Fisher's Exact Test formula: p = ( (a+b)! (c+d)! (a+c)! (b+d)! ) / ( a! b! c! d! n! ) where n = a+b+c+d. The p-value sums probabilities of observed and more extreme tables.

How to Use

1. Enter observed counts in the 2x2 table cells
2. Click Calculate to get p-value
3. Compare p-value with significance level (α = 0.05)
4. p < α indicates significant association
Note: Use for small sample sizes (n < 20)

Development Process

1. Designed interface with HTML table inputs
2. Implemented factorial calculations in JavaScript
3. Added Fisher test probability computation
4. Integrated p-value summation for all extreme tables
5. Added responsive styling with CSS
6. Implemented clear/reset functionality
7. Added FAQ section with dynamic display

Frequently Asked Questions

1. When should I use Fisher's Exact Test?

Use Fisher's test when analyzing 2x2 contingency tables with small sample sizes (total n < 20) or when any cell count is less than 5. It's ideal for exact probability calculations in randomized experiments or observational studies with limited data.

2. How to interpret Fisher test results?

The p-value indicates the probability of observing the table arrangement or more extreme under the null hypothesis. A p-value < 0.05 suggests significant association between variables. Lower p-values indicate stronger evidence against the null hypothesis.

3. Can Fisher's test handle large samples?

While possible, Fisher's test becomes computationally intensive for large samples. For n > 30, consider using Pearson's chi-square test instead. Fisher's exact test is most appropriate and efficient for small sample sizes.

4. What's the difference between one-tailed and two-tailed tests?

One-tailed tests examine deviation in one direction, while two-tailed consider both directions. Our calculator provides two-tailed p-values by default, summing probabilities of all tables as or more extreme than observed in either direction.

5. What are the test assumptions?

Assumes fixed marginal totals, independent observations, and mutually exclusive categories. Data should be from random sampling, and all cell counts must be non-negative integers.

6. How accurate are the results?

Results are exact probabilities calculated using factorials. Accuracy depends on numerical precision limitations in JavaScript. For very large numbers, approximations may occur due to floating-point arithmetic limitations.

7. Can I use decimal values?

No. Fisher's Exact Test requires integer counts representing observed frequencies. Decimal values are invalid as they can't represent actual event counts. Always round to nearest whole numbers before analysis.

8. What's the 'exact' in Fisher's test?

The 'exact' refers to the method of calculating precise p-values using hypergeometric distribution, unlike approximate methods like chi-square.
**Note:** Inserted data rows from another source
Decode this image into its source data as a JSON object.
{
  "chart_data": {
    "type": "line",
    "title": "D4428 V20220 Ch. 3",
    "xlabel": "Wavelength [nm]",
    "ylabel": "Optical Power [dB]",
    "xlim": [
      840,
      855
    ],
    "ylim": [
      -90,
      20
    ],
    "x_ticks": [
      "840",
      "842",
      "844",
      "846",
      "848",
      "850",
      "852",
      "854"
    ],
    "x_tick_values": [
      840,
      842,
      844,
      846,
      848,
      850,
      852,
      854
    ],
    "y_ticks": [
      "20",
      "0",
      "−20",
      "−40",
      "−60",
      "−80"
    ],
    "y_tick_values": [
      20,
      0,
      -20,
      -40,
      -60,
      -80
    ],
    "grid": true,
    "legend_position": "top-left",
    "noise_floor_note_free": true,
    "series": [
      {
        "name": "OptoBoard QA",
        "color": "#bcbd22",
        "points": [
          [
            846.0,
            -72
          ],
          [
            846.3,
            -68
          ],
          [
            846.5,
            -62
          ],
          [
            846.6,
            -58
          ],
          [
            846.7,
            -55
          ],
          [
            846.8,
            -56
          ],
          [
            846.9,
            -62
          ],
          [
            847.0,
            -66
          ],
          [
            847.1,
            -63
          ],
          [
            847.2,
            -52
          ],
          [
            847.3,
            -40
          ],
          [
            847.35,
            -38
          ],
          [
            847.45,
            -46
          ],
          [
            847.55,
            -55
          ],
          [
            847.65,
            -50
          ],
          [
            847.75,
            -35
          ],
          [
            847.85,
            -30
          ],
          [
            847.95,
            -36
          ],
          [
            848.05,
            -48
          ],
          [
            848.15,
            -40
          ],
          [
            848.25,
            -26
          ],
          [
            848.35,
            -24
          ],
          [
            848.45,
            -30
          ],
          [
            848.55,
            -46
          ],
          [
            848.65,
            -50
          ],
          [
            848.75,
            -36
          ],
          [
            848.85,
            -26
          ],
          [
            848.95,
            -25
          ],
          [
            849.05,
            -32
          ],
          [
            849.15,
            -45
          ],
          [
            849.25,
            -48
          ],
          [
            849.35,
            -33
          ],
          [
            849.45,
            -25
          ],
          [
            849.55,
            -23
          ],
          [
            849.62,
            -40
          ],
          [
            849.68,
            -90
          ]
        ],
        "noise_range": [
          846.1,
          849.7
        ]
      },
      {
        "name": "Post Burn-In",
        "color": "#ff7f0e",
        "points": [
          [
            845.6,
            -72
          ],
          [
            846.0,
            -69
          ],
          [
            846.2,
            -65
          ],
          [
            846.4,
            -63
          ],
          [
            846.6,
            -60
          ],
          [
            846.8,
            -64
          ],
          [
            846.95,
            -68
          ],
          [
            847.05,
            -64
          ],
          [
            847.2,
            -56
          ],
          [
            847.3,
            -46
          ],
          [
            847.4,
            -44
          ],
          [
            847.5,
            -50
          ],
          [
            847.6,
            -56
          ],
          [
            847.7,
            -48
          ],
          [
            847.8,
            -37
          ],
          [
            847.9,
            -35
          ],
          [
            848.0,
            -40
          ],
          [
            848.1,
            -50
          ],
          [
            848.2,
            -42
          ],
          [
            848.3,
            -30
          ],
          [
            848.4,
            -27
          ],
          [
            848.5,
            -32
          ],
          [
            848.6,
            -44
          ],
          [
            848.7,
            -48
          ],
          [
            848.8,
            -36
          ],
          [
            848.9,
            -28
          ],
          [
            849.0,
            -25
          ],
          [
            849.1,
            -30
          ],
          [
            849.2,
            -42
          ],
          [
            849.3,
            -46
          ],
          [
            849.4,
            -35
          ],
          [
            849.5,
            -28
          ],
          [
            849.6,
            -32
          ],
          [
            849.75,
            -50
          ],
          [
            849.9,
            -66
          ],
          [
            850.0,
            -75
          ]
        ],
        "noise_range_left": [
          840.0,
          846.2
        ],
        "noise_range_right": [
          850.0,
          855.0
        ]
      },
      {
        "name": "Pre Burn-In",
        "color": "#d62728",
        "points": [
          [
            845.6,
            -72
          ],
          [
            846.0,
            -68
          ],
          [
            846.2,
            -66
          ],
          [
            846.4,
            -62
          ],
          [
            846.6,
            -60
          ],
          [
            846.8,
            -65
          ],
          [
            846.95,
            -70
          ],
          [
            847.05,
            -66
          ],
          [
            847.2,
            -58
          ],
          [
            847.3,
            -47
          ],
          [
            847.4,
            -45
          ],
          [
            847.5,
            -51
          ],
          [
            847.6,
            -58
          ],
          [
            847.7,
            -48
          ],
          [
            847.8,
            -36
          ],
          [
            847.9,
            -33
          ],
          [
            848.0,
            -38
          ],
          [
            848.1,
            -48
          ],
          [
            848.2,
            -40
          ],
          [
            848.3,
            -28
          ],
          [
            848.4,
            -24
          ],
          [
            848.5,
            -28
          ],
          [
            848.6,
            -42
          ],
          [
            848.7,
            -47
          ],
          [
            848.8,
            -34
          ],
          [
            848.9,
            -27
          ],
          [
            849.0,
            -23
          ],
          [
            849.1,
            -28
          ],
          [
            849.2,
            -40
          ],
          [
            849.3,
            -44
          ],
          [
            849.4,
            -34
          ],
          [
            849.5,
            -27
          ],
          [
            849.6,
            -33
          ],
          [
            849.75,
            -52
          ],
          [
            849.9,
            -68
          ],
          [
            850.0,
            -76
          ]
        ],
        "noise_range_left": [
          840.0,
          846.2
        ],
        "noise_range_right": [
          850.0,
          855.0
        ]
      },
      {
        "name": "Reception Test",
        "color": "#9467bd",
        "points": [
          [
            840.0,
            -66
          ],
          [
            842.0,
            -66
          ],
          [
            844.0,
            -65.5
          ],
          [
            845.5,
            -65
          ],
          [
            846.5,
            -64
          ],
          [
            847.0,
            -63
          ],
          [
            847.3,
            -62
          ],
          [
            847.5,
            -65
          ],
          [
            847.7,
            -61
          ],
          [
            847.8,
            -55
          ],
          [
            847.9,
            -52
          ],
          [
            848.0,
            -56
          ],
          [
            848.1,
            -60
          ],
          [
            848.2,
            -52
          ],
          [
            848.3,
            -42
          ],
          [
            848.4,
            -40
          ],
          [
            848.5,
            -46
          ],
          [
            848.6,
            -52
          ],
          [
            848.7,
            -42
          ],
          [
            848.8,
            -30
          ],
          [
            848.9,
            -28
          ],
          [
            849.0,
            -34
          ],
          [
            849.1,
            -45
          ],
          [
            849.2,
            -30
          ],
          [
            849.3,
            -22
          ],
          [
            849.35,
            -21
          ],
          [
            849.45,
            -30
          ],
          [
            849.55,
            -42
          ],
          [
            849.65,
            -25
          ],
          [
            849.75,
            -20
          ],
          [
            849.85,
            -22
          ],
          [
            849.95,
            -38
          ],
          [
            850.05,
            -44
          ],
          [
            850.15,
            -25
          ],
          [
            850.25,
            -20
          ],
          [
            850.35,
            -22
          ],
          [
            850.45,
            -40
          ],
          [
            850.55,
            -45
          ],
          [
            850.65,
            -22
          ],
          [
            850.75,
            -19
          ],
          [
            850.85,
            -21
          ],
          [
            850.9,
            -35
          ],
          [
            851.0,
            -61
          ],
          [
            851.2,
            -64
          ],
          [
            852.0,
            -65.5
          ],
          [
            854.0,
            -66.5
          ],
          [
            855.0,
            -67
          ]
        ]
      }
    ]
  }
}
It provides accurate results regardless of sample size.

9. How are extreme tables defined?

Extreme tables are those with cell frequencies that deviate from the observed table in the direction of the alternative hypothesis while maintaining the same marginal totals.

10. What alternatives exist for big data?

For large datasets, consider Pearson's chi-square test or G-test. For tables larger than 2x2, use the Freeman-Halton extension. Logistic regression is another alternative for complex analyses.